The launch business is tiny compared to what's possible when you can do large volume industrial research and manufacturing in microgravity.

I take the approach that space right now is like the computer industry in the early 1970s. We're about to have our microprocessor moment with fully reusable rockets.

This means ridiculously cheap access to space which could yield entirely new industries in biotech, semiconductors and other areas of research we haven't even imagined.

We're only done the tiniest amount of research so far and have found put that you can grow much larger and purer crystals, antibiotics work in unpredicted ways and a hundred other examples of interesting areas of research.

If launch costs are commodity, then do something with all that capacity. Cisco may have struggled when computer server prices fell, but that made companies like Google and Facebook possible. We're now living in a world that benefits tremendously from one thing becoming a commodity.

1 comments

The thing is even if SpaceX gets actually cost down to ridiculously low prices it's still going to be extremely expensive and very very hard.

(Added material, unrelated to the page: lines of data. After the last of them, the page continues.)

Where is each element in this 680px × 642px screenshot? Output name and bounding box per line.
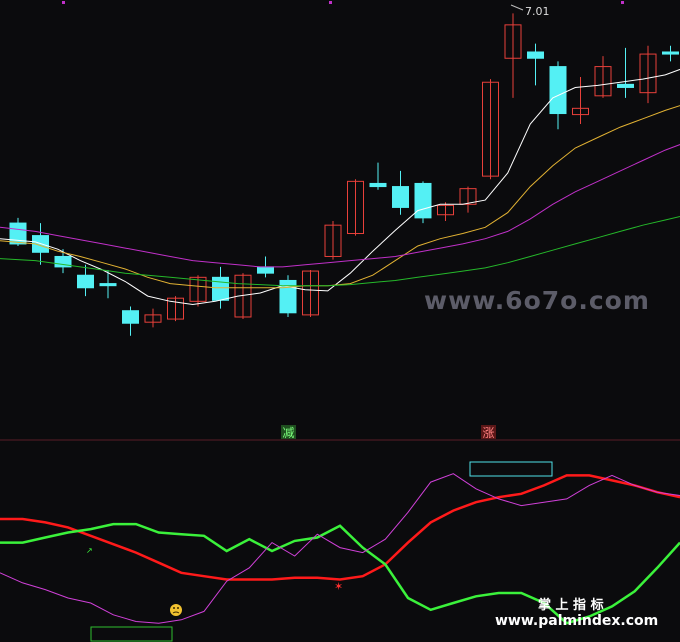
signal-rise: 涨 xyxy=(481,425,496,440)
candle-body xyxy=(549,66,567,115)
signal-reduce-label: 减 xyxy=(283,426,295,440)
candle-body xyxy=(662,51,679,55)
candle-body xyxy=(212,276,229,301)
signal-rise-label: 涨 xyxy=(483,425,495,440)
candle-body xyxy=(617,83,634,88)
small-green-marker-icon: ↗ xyxy=(86,546,93,555)
candle-body xyxy=(369,182,387,188)
peak-label: 7.01 xyxy=(525,5,550,18)
top-marker xyxy=(62,1,65,4)
watermark-6o7o: www.6o7o.com xyxy=(424,286,650,315)
top-marker xyxy=(621,1,624,4)
smiley-icon xyxy=(170,604,182,616)
candle-body xyxy=(527,51,544,59)
candle-body xyxy=(122,310,139,324)
candle-body xyxy=(392,186,409,208)
candle-body xyxy=(414,182,432,219)
candle-down xyxy=(279,275,297,317)
candle-body xyxy=(77,274,94,289)
watermark-site: www.palmindex.com xyxy=(495,613,658,629)
candle-down xyxy=(414,181,432,224)
signal-reduce: 减 xyxy=(281,425,296,440)
background xyxy=(0,0,680,642)
top-marker xyxy=(329,1,332,4)
chart-canvas: www.6o7o.com 7.01 减 涨 ✶ ↗ 掌 上 指 标 www.pa… xyxy=(0,0,680,642)
watermark-brand: 掌 上 指 标 xyxy=(538,597,604,613)
cross-marker-icon: ✶ xyxy=(334,580,343,593)
candle-body xyxy=(257,266,274,274)
candle-body xyxy=(99,283,117,287)
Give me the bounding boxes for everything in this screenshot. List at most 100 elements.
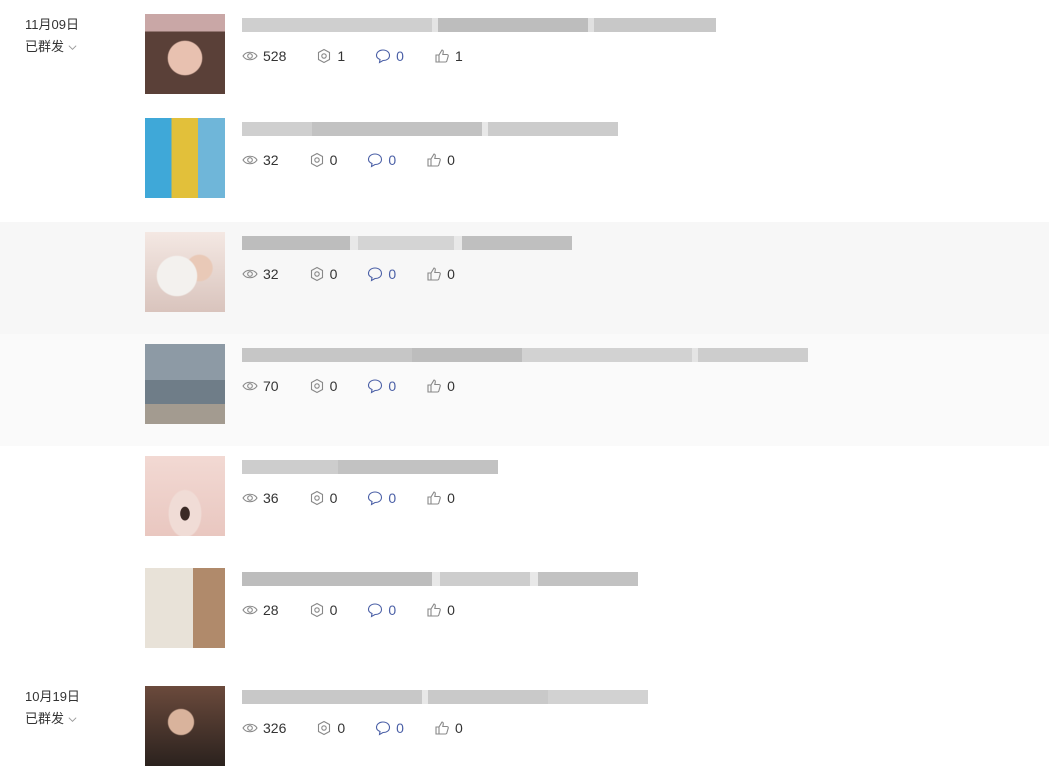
status-dropdown[interactable]: 已群发 xyxy=(25,710,80,728)
redaction-block xyxy=(242,348,412,362)
publish-date: 10月19日 xyxy=(25,689,80,704)
comment-count[interactable]: 0 xyxy=(375,720,404,736)
share-count: 0 xyxy=(309,602,337,618)
comment-count-value: 0 xyxy=(388,266,397,282)
redaction-block xyxy=(312,122,482,136)
comment-icon xyxy=(375,48,391,64)
view-count-value: 36 xyxy=(263,490,279,506)
thumbs-up-icon xyxy=(434,720,450,736)
article-thumbnail[interactable] xyxy=(145,568,225,648)
like-count: 0 xyxy=(426,152,455,168)
like-count-value: 0 xyxy=(447,378,455,394)
article-title-redacted[interactable] xyxy=(242,236,572,254)
redaction-block xyxy=(594,18,716,32)
article-title-redacted[interactable] xyxy=(242,690,648,708)
thumbs-up-icon xyxy=(426,378,442,394)
redaction-block xyxy=(242,18,432,32)
article-row[interactable]: 326 0 0 0 xyxy=(145,686,1045,766)
article-title-redacted[interactable] xyxy=(242,460,498,478)
view-count-value: 70 xyxy=(263,378,279,394)
article-row[interactable]: 36 0 0 0 xyxy=(145,456,1045,536)
redaction-block xyxy=(530,572,538,586)
article-thumbnail[interactable] xyxy=(145,14,225,94)
redaction-block xyxy=(242,236,350,250)
like-count-value: 0 xyxy=(447,602,455,618)
view-count: 326 xyxy=(242,720,286,736)
redaction-block xyxy=(522,348,692,362)
comment-icon xyxy=(367,152,383,168)
view-count: 36 xyxy=(242,490,279,506)
share-count: 0 xyxy=(316,720,345,736)
chevron-down-icon xyxy=(68,44,77,50)
like-count: 1 xyxy=(434,48,463,64)
article-thumbnail[interactable] xyxy=(145,456,225,536)
redaction-block xyxy=(428,690,548,704)
comment-icon xyxy=(367,490,383,506)
view-count: 28 xyxy=(242,602,279,618)
view-count: 70 xyxy=(242,378,279,394)
article-thumbnail[interactable] xyxy=(145,232,225,312)
like-count-value: 0 xyxy=(447,490,455,506)
redaction-block xyxy=(350,236,358,250)
article-title-redacted[interactable] xyxy=(242,348,808,366)
redaction-block xyxy=(242,572,432,586)
date-group: 11月09日 已群发 xyxy=(25,16,79,56)
view-count-value: 528 xyxy=(263,48,287,64)
redaction-block xyxy=(242,122,312,136)
view-count-value: 28 xyxy=(263,602,279,618)
like-count: 0 xyxy=(426,602,455,618)
share-icon xyxy=(309,490,325,506)
article-title-redacted[interactable] xyxy=(242,572,638,590)
article-row[interactable]: 70 0 0 0 xyxy=(145,344,1045,424)
redaction-block xyxy=(538,572,638,586)
like-count: 0 xyxy=(426,266,455,282)
like-count-value: 0 xyxy=(447,152,455,168)
share-count-value: 0 xyxy=(329,266,338,282)
article-row[interactable]: 32 0 0 0 xyxy=(145,232,1045,312)
share-icon xyxy=(316,720,332,736)
article-thumbnail[interactable] xyxy=(145,344,225,424)
thumbs-up-icon xyxy=(426,602,442,618)
redaction-block xyxy=(698,348,808,362)
share-count-value: 0 xyxy=(329,378,338,394)
comment-count[interactable]: 0 xyxy=(367,152,396,168)
redaction-block xyxy=(242,690,422,704)
share-count: 1 xyxy=(316,48,345,64)
article-title-redacted[interactable] xyxy=(242,122,618,140)
comment-count-value: 0 xyxy=(388,490,397,506)
eye-icon xyxy=(242,266,258,282)
status-dropdown[interactable]: 已群发 xyxy=(25,38,79,56)
share-count: 0 xyxy=(309,152,338,168)
comment-icon xyxy=(367,266,383,282)
date-group: 10月19日 已群发 xyxy=(25,688,80,728)
article-thumbnail[interactable] xyxy=(145,686,225,766)
like-count: 0 xyxy=(426,378,455,394)
article-thumbnail[interactable] xyxy=(145,118,225,198)
comment-count[interactable]: 0 xyxy=(367,602,396,618)
redaction-block xyxy=(338,460,498,474)
article-stats: 70 0 0 0 xyxy=(242,378,485,394)
share-icon xyxy=(309,152,325,168)
article-row[interactable]: 528 1 0 1 xyxy=(145,14,1045,94)
article-row[interactable]: 28 0 0 0 xyxy=(145,568,1045,648)
eye-icon xyxy=(242,490,258,506)
view-count-value: 326 xyxy=(263,720,287,736)
view-count-value: 32 xyxy=(263,266,279,282)
article-row[interactable]: 32 0 0 0 xyxy=(145,118,1045,198)
view-count: 32 xyxy=(242,266,279,282)
like-count: 0 xyxy=(426,490,455,506)
article-title-redacted[interactable] xyxy=(242,18,716,36)
comment-count[interactable]: 0 xyxy=(367,490,396,506)
article-stats: 32 0 0 0 xyxy=(242,152,485,168)
comment-count[interactable]: 0 xyxy=(375,48,404,64)
comment-icon xyxy=(367,378,383,394)
thumbs-up-icon xyxy=(426,266,442,282)
redaction-block xyxy=(462,236,572,250)
comment-count[interactable]: 0 xyxy=(367,266,396,282)
redaction-block xyxy=(242,460,338,474)
comment-count[interactable]: 0 xyxy=(367,378,396,394)
share-count-value: 0 xyxy=(329,152,338,168)
eye-icon xyxy=(242,602,258,618)
thumbs-up-icon xyxy=(426,490,442,506)
publish-date: 11月09日 xyxy=(25,17,79,32)
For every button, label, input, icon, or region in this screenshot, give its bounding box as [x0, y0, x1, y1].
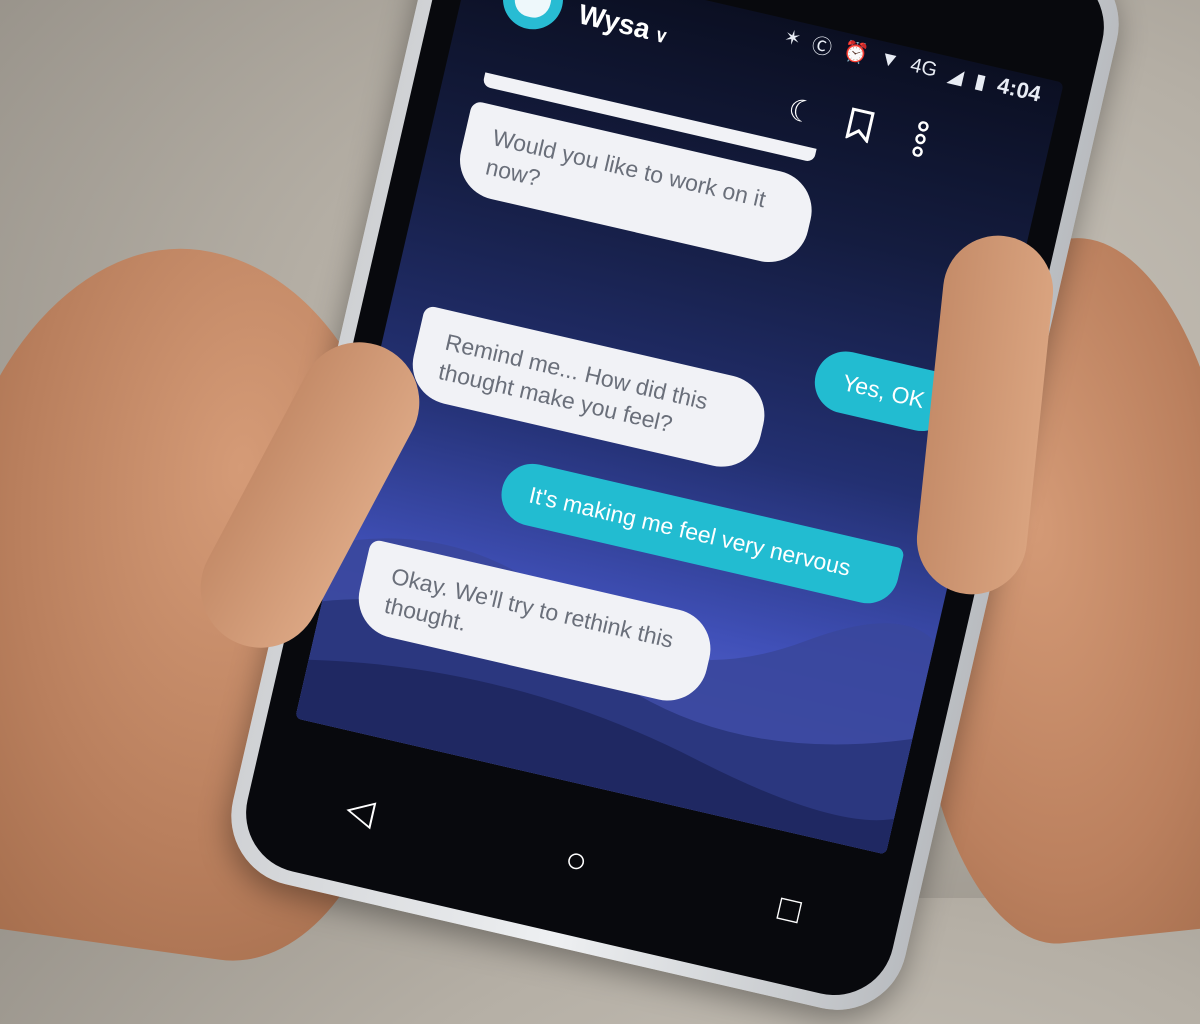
wysa-avatar[interactable]	[497, 0, 569, 36]
bookmark-icon[interactable]	[840, 105, 881, 146]
bot-message: Remind me... How did this thought make y…	[404, 304, 773, 475]
wifi-icon: ▼	[877, 46, 902, 73]
battery-icon: ▮	[972, 69, 989, 94]
bot-message: Okay. We'll try to rethink this thought.	[350, 538, 719, 709]
home-icon[interactable]: ○	[561, 837, 591, 883]
recents-icon[interactable]: □	[774, 886, 804, 932]
back-icon[interactable]: ◁	[342, 787, 378, 834]
more-vertical-icon[interactable]	[900, 119, 941, 160]
bluetooth-icon: ✶	[782, 25, 804, 51]
signal-icon: ◢	[945, 63, 966, 89]
moon-icon[interactable]: ☾	[781, 91, 822, 132]
chevron-down-icon: ∨	[652, 24, 670, 48]
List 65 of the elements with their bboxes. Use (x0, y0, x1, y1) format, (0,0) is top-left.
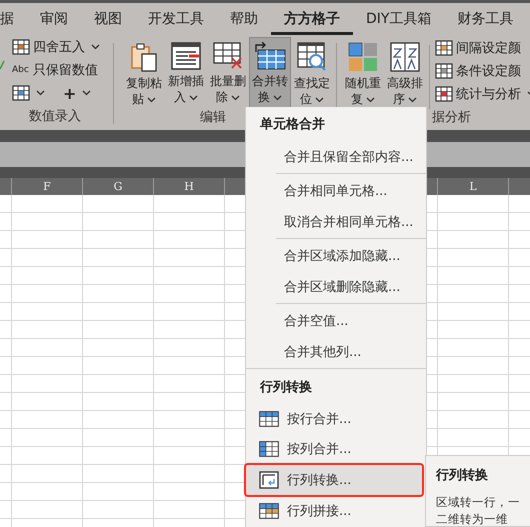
ribbon-button[interactable]: 合并转换 (249, 37, 291, 109)
tooltip-text: 区域转一行，一 (436, 495, 521, 510)
plus-button[interactable]: + (63, 83, 92, 103)
menu-heading: 单元格合并 (259, 116, 326, 134)
group-label: 编辑 (200, 109, 227, 127)
menu-item[interactable]: 行列拼接... (246, 496, 426, 526)
table-delete-icon (213, 42, 243, 70)
menu-item[interactable]: 合并区域添加隐藏... (246, 240, 426, 271)
menu-item[interactable]: 合并其他列... (246, 336, 426, 367)
ribbon-button[interactable]: 条件设定颜 (435, 61, 530, 81)
ribbon-tab[interactable]: 据 (0, 3, 27, 35)
ribbon-tab[interactable]: 视图 (81, 3, 135, 35)
menu-item[interactable]: 合并区域删除隐藏... (246, 271, 426, 302)
group-label: 数值录入 (29, 108, 81, 126)
ribbon-button[interactable]: 统计与分析 (435, 84, 530, 104)
menu-item[interactable]: 合并且保留全部内容... (246, 141, 426, 172)
ribbon-tab[interactable]: 开发工具 (135, 3, 217, 35)
ribbon-button[interactable]: 随机重复 (342, 37, 384, 109)
menu-heading: 行列转换 (258, 379, 313, 397)
table-icon (435, 86, 453, 102)
ribbon-button[interactable]: 查找定位 (291, 37, 333, 109)
ribbon-tab[interactable]: DIY工具箱 (353, 3, 444, 35)
table-column-icon (259, 441, 279, 457)
table-icon (12, 85, 30, 101)
chevron-down-icon (366, 97, 375, 103)
color-squares-icon (348, 42, 378, 72)
ribbon-button[interactable]: Abc 只保留数值 (12, 60, 100, 80)
ribbon-button[interactable]: 复制粘贴 (123, 37, 165, 109)
menu-item[interactable]: 合并相同单元格... (246, 175, 426, 206)
table-icon (435, 40, 453, 56)
ribbon-button[interactable]: 批量删除 (207, 37, 249, 109)
table-icon (435, 63, 453, 79)
table-merge-icon (254, 42, 286, 70)
ribbon-tab[interactable]: 财务工具 (444, 3, 526, 35)
chevron-down-icon (315, 97, 324, 103)
ribbon-tab[interactable]: 审阅 (27, 3, 81, 35)
text-lines-icon (171, 42, 201, 70)
table-search-icon (297, 42, 327, 72)
table-transpose-icon (259, 471, 279, 489)
ribbon-button[interactable]: 间隔设定颜 (435, 38, 530, 58)
ribbon-tab[interactable]: 方方格子 (271, 3, 353, 35)
sort-az-icon (390, 42, 420, 72)
ribbon-button[interactable]: 四舍五入 (12, 37, 100, 57)
chevron-down-icon (408, 97, 417, 103)
ribbon-tab[interactable]: 帮助 (217, 3, 271, 35)
chevron-down-icon (231, 95, 240, 101)
chevron-down-icon (273, 95, 282, 101)
menu-item[interactable]: 取消合并相同单元格... (246, 206, 426, 237)
menu-item[interactable]: 行列转换... (246, 465, 422, 495)
ribbon-button[interactable]: 高级排序 (384, 37, 426, 109)
table-row-icon (259, 411, 279, 427)
menu-item[interactable]: 按行合并... (246, 404, 426, 434)
ribbon-button[interactable]: 新增插入 (165, 37, 207, 109)
check-icon (0, 59, 5, 71)
edit-table-button[interactable] (12, 83, 45, 103)
table-join-icon (259, 503, 279, 519)
chevron-down-icon (147, 97, 156, 103)
menu-item[interactable]: 按列合并... (246, 434, 426, 464)
menu-item[interactable]: 合并空值... (246, 305, 426, 336)
table-icon (12, 39, 30, 55)
tooltip-title: 行列转换 (436, 467, 489, 484)
group-label: 据分析 (431, 109, 471, 127)
chevron-down-icon (189, 95, 198, 101)
tooltip-text: 二维转为一维 (436, 512, 509, 527)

We have practically speaking no experience manufacturing in space, the only thing that's been made have been small test quantities of ZBLAN fiber and until we get asteroid mining and refining setup the extra cost of lifting all the raw materials is going to make manufacturing in space only viable for a few small things with high margins of return.
At least for semiconductors you won't have to haul up all that high vacuum equipment :)
You'd still need it LEO at 500km varies between 10-700 nPa and UHV is a max of 100 nPa. It's too variable an environment to really develop chips in due to space weather and the variability in the extreme thin reaches of the atmosphere in Earth orbit.
What could we be able to manufacture in space in the next 15/20 years in your opinion?
The only think I really know of is ZBLAN fiber because that has a definite benefit to space manufacture and a large profit margin to justify the lift costs of the base material. I think until we get space refining figured out it's going to be hard to manufacture anything because of the high lift costs. Modern manufacturing also depends on a large amount of equipment and chemicals that will have to be redesigned for zero-G [0] and whole supply chains of chemicals either lifted dry and recreated or created from scratch in space.

I think the first things we'll really make in space will be super structures and pressure vessels because those are the simplest things to make and the materials don't require a massive supply chain. We could even gain a lot just by lifting up generic stock from Earth (metal powders, sheet stock that could be formed into tubes, or just a lot of generic tube stock [1]) and learning how to assemble them via machine in space. It would let us build larger stations or telescopes than we could launch from the ground.

For example if we build a super structure in space we could launch a lot of large inflatable modules to fill it in with that would be mechanically simpler and lighter because they don't have to bear and transmit the thrust force just support their own mass under thrust.

[0] Which increases the amount of benefit needed to justify redesigning an entire chip fab for example to function in zero-G.

[1] Though lifting tubes has the problem that there's a lot of wasted space in a stack of tubes which is one of the problems we're trying to avoid by building vehicles in space to begin with.

imo the most lucrative thing to manufacture would be parts for larger orbital stations and for satellites/rockets. The most expensive part of space is getting there - if you could manufacture the payload (aka body of the rocket) in orbit, there would be no need for a stage 1 or 2.